SASHA GRBICH & KELLY REYNOLDS
Action 8: Colour
Use colour
Grbich and Reynolds have a strong collaborative practice that began with Urban Sun Project commissioned for ACE Open’s ‘Plenty’ in 2018. Our practice has been shaped by international residencies at Hangar (Lisbon) and PHASMID Studios (Berlin). Most recently we have undertaken residency and installation Time Traveller for Hole for Sauerbier House with upcoming work Last Nights in Cities for VERGEspace continuing our collaborative performative works in urban spaces. As a collaborative duo composed of an emerging and mid-career artist, we bring different skills and experiences to our works. One would like to think they are funnier than the other, one of us has a research degree and gets a little haughty about art theory. One is on Jobseeker and the other is on JobKeeper. Our collaborations are fuelled by charcoal cooked sardines, a love of which we picked up in Lisbon.
Nettling builds on our recent residency at Sauerbier House where a patch of stinging nettles was incorporated into a shrine-like installation. We became interested in these common but powerful plants as they pushed their way through the soil in our suburban backyards. Stinging nettles are associated with women’s domestic magic: with strength and fortitude, utilised as a tonic to support bodies during menstruation and childbirth. Nettles are also a source of dream power; the stings have been used to prepare dreamers for their dreams. Rather than respond to any specific cultural narrative or history, we explore our own relations with this plant by collecting and nurturing it as it emerges in our local area. Every evening before going to bed we allow the plant’s sting to carry us into our dreams. We have used our artistic skills to record emergent personal imagery that we will exhibit as a barometer of the plant in us.

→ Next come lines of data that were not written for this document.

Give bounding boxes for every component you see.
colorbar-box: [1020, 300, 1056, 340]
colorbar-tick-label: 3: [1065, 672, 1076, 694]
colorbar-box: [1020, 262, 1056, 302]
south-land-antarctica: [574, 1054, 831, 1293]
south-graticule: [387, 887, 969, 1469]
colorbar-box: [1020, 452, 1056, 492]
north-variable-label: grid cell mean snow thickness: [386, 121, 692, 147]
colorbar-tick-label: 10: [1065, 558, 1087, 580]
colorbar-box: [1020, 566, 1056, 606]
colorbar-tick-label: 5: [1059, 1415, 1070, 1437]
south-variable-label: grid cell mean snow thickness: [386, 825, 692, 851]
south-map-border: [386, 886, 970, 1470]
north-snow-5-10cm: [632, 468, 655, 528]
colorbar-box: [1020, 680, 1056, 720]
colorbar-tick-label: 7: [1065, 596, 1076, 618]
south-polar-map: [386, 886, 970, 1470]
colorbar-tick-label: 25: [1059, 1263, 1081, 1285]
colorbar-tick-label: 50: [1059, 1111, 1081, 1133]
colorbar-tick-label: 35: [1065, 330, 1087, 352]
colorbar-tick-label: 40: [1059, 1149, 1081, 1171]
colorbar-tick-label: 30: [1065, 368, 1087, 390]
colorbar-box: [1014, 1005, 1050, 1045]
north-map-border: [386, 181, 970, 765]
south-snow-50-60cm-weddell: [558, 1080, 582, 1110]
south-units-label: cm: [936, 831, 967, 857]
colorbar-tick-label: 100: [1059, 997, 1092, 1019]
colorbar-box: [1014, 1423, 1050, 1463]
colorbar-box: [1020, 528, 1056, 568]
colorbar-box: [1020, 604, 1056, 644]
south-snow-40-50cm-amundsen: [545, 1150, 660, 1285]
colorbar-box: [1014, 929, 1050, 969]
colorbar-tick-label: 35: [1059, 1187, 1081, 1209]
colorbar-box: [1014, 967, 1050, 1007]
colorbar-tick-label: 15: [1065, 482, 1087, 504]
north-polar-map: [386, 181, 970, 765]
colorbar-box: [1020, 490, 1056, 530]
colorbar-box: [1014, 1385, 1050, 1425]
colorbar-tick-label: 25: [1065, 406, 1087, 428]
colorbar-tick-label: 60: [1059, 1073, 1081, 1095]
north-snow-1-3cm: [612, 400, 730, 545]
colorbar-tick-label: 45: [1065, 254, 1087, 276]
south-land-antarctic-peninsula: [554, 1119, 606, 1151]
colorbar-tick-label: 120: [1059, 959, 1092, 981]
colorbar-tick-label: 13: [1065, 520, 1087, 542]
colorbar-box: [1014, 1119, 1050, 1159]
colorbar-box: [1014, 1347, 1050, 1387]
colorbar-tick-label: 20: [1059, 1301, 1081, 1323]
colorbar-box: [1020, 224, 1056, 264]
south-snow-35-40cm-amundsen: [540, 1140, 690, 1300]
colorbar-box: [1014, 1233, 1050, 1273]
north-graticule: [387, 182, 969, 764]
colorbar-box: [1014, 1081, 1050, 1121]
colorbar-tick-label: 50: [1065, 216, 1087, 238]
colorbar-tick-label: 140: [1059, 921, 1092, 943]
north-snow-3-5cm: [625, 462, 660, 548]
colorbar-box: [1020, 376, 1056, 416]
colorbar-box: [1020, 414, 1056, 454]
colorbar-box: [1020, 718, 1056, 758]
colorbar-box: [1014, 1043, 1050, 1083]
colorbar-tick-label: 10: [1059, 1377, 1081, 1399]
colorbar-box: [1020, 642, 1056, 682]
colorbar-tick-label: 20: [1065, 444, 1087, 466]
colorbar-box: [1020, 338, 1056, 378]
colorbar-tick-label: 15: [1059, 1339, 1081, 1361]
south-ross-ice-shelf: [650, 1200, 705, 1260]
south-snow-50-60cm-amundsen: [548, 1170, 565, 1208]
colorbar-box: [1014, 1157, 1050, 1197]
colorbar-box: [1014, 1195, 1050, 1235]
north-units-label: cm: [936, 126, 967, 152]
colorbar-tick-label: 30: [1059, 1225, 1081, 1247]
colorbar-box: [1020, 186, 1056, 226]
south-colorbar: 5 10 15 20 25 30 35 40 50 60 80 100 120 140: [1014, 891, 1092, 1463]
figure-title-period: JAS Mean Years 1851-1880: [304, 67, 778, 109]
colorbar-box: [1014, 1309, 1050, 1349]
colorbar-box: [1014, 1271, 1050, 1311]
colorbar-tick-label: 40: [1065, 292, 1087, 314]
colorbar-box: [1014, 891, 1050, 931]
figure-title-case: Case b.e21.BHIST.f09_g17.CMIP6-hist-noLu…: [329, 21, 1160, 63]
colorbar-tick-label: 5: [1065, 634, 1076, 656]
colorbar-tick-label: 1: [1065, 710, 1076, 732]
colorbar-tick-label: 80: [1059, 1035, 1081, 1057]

We were given the provocation of working with colour, which led us to the way that plants use color as attractant: the bee desiring the flower, the insect drawn to the carnivorous plant that devours it. We began to grow carnivorous plants. We became interested in plants that cause human pain and eventually started farming the stinging nettles in our gardens. It was through this process that we came to 'nettling', where we allow these plants to sting and irritate us and are attentive to our thoughts and dreams for fleeting images that map the presence of the plant in us.